Sehingga diperlukan kajian lebih mendalam berkaitan dengan helicopter view
yang dilakukan oleh BPOM pusat dalam melakukan pengawasan obat di seluruh
Indonesia.

C. Rumusan Masalah
Sebagaimana telah diuraikan dalam bagian latar belakang sebelumnya, beberapa hal
menjadi sangat krusial untuk ditemukan jawaban dari masalah yang muncul dari obat
yang terkontaminasi ini. Obat tercemar yang menyebabkan kematian ini bukanlah suatu
hal yang bisa dianggap sepele. Maka untuk pembangunan dan perkembangan hukum
perlindungan konsumen diperlukan jawaban yang mendalam terkait beberapa
permasalahan yang muncul dari kasus obat tercemar ini. Selain itu kejadian yang terjadi
cukup masif di beberapa negara ini menjadi pembahasan yang menarik untuk
menemukan jawaban dari kejadian yang terjadi.
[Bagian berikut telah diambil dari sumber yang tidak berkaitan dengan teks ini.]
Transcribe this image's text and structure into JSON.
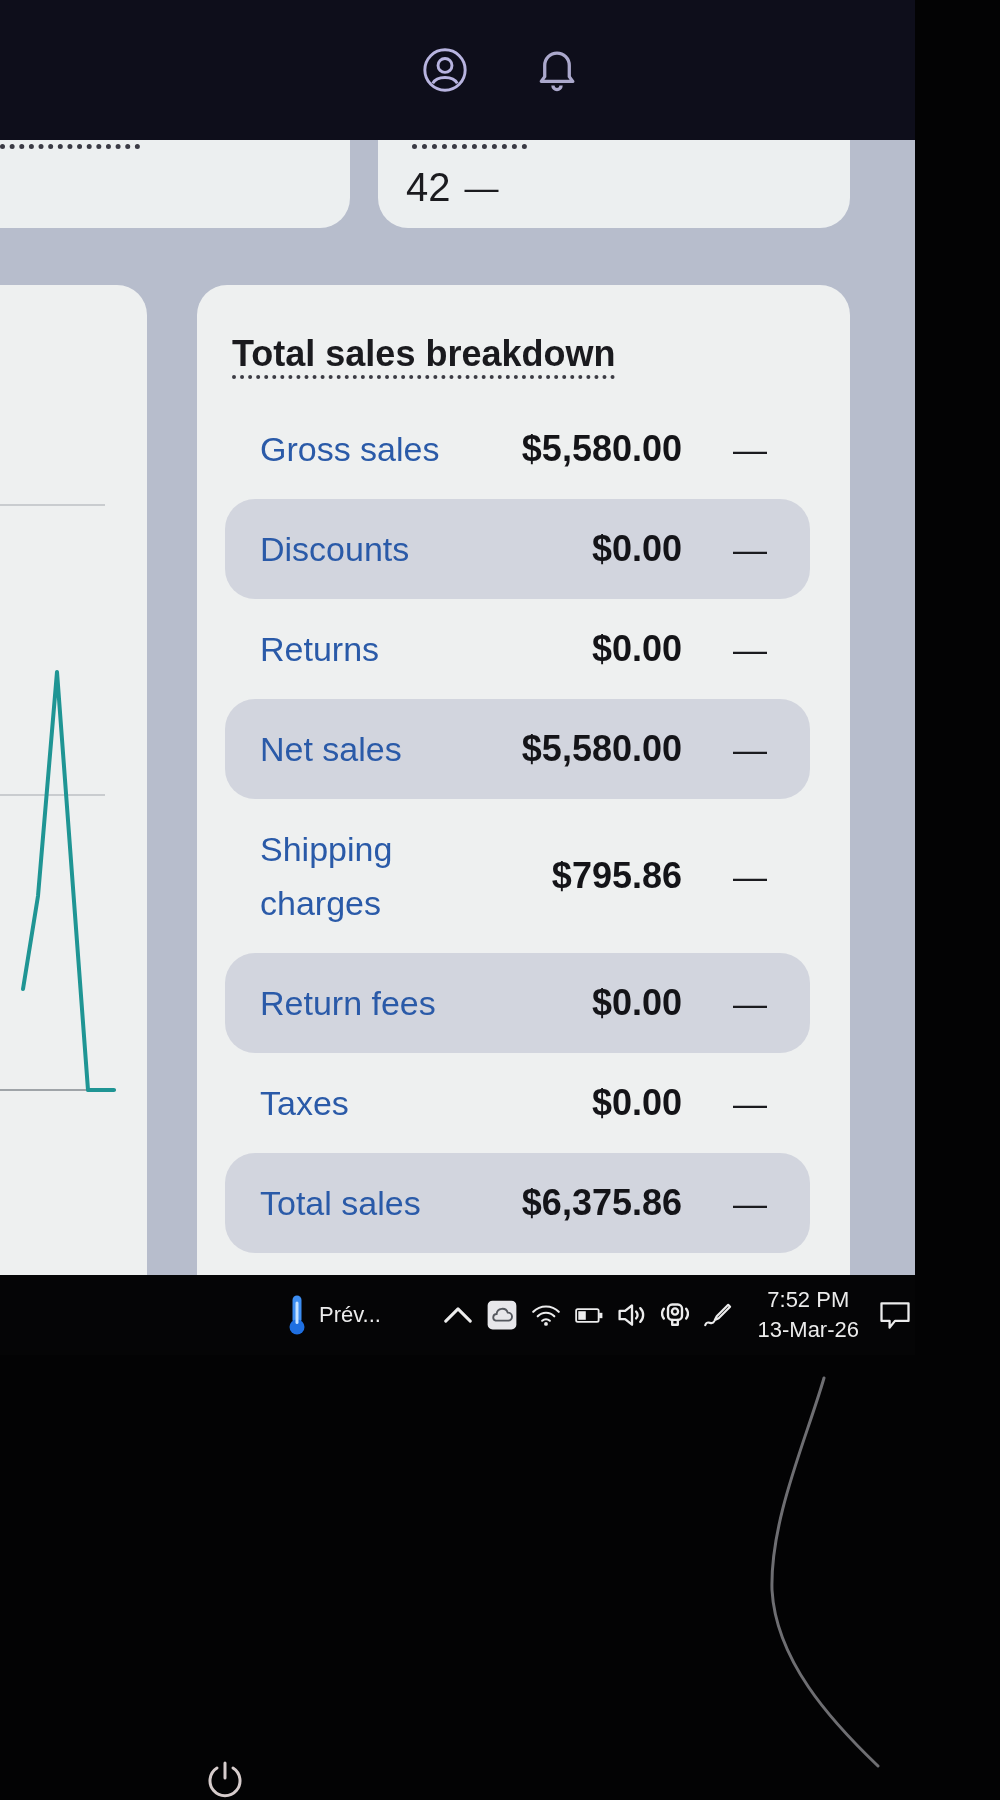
{
  "kpi_cards": [
    {
      "value": "42",
      "change": "—"
    }
  ],
  "breakdown": {
    "title": "Total sales breakdown",
    "rows": [
      {
        "label": "Gross sales",
        "value": "$5,580.00",
        "change": "—",
        "highlighted": false
      },
      {
        "label": "Discounts",
        "value": "$0.00",
        "change": "—",
        "highlighted": true
      },
      {
        "label": "Returns",
        "value": "$0.00",
        "change": "—",
        "highlighted": false
      },
      {
        "label": "Net sales",
        "value": "$5,580.00",
        "change": "—",
        "highlighted": true
      },
      {
        "label": "Shipping charges",
        "value": "$795.86",
        "change": "—",
        "highlighted": false
      },
      {
        "label": "Return fees",
        "value": "$0.00",
        "change": "—",
        "highlighted": true
      },
      {
        "label": "Taxes",
        "value": "$0.00",
        "change": "—",
        "highlighted": false
      },
      {
        "label": "Total sales",
        "value": "$6,375.86",
        "change": "—",
        "highlighted": true
      }
    ]
  },
  "taskbar": {
    "apps": [
      {
        "label": "Prév..."
      }
    ],
    "clock": {
      "time": "7:52 PM",
      "date": "13-Mar-26"
    }
  }
}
Oleh karena itu dalam tesis ini ada
beberapa pokok permasalahan yang akan dibahas oleh Peneliti, yaitu:

1. Bagaimanakah tanggung jawab hukum yang harus ditanggung oleh pihak-pihak


yang terlibat dalam kasus obat-obatan yang menyebabkan gagal ginjal pada anak
ini?
2. Bagaimanakah komparasi perlindungan hukum kepada konsumen melalui
pengawasan di Indonesia, India, dan Amerika terkait kasus obat-obat yang
menyebabkan gagal ginjal?

Universitas Indonesia
D. Tujuan dan Manfaat Penelitian
Berdasarkan pokok permasalahan yang telah dijelaskan pada bab ini, maka tujuan yang
ingin dicapai dalam Tesis ini antara lain

1) Menganalisis dan menjelaskan penyebab terjadinya kasus obat yang


menyebabkan gagal ginjal dan meninggalnya beberapa anak yang terjadi secara
masif di tiga negara yang terdampak.
2) Menganalisis dan menjelaskan perlindungan konsumen yang diberikan oleh
peraturan perundang-undangan dalam hal kasus obat yang menyebabkan gagal
ginjal dan meninggalnya beberapa anak
3) Menganalisis dan menjelaskan tanggung jawab hukum yang harus ditanggung
oleh pihak-pihak yang terlibat dalam terjadinya kasus obat yang menyebabkan
gagal ginjal ini
4) Menganalisis perbandingan perlindungan hukum kepada konsumen melalui
pengawasan di Amerika dan India terkait dengan obat-obatan.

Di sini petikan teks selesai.